Many econometrics textbooks (e.g. Wooldridge, "Econometric analysis...") simply write something similar to: "If the population model is $y = xB + u$ and (1) $\text{Cov}(X,U) = 0$; (2) $X'X$ is full rank, then OLS consistently estimate parameters $B$". I've worked out the math behind consistency but I'm a bit lost in interpreting the meaning.
We're talking about consistent estimation, but estimation of what? Please tell me if the following points are correct:
If we have random sample $X,Y$ and $X'X$ is invertible, then we can always define Best Linear Predictor of $y$ given $x$. And then OLS always consistently estimates coefficients of Best Linear Predictor (because in BLP we have $\text{Cov}(u,x)=0$ from the definition). Bottom line: we can always interpret OLS estimates as coefficients of BLP
The only question is whether BLP corresponds to conditional expectation $\text{E}(y|x)$. If it does (for which we need $\text{E}(u|x) = 0$), then we can interpret OLS estimates as partial effects.
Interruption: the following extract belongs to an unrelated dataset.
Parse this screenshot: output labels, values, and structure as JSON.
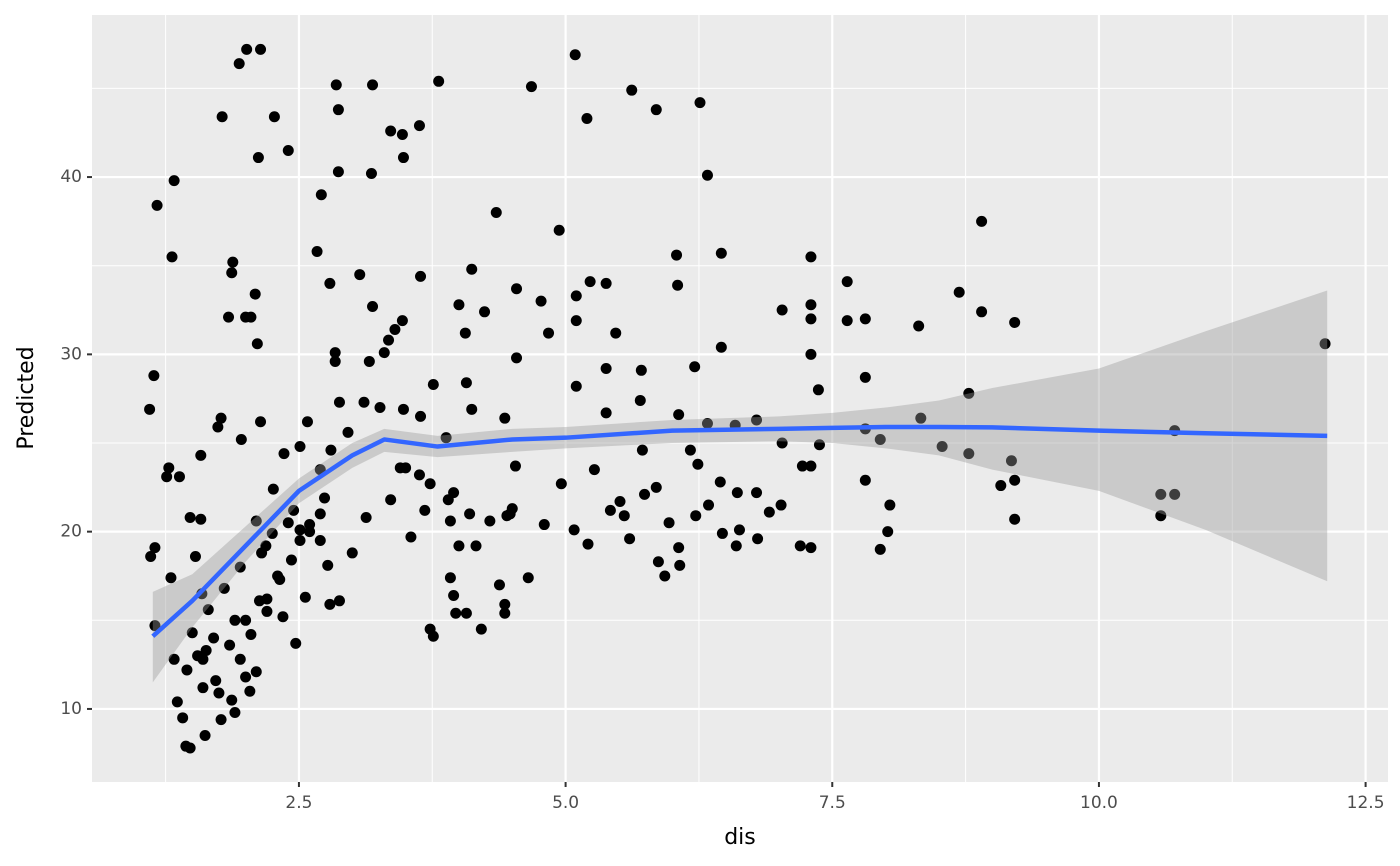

What is wrong with this or what am I missing? I don't get the point of stating the assumption of $\text{Cov}(u,x) = 0$, if this assumption is by definition fulfilled in case of Best Linear Predictor. And if we want to give structural interpretation to BLP coefficients (partial effects) we need stronger assumption of $\text{E}(u|x) = 0$ anyway. Is there any other interpretation we may have with zero covariance?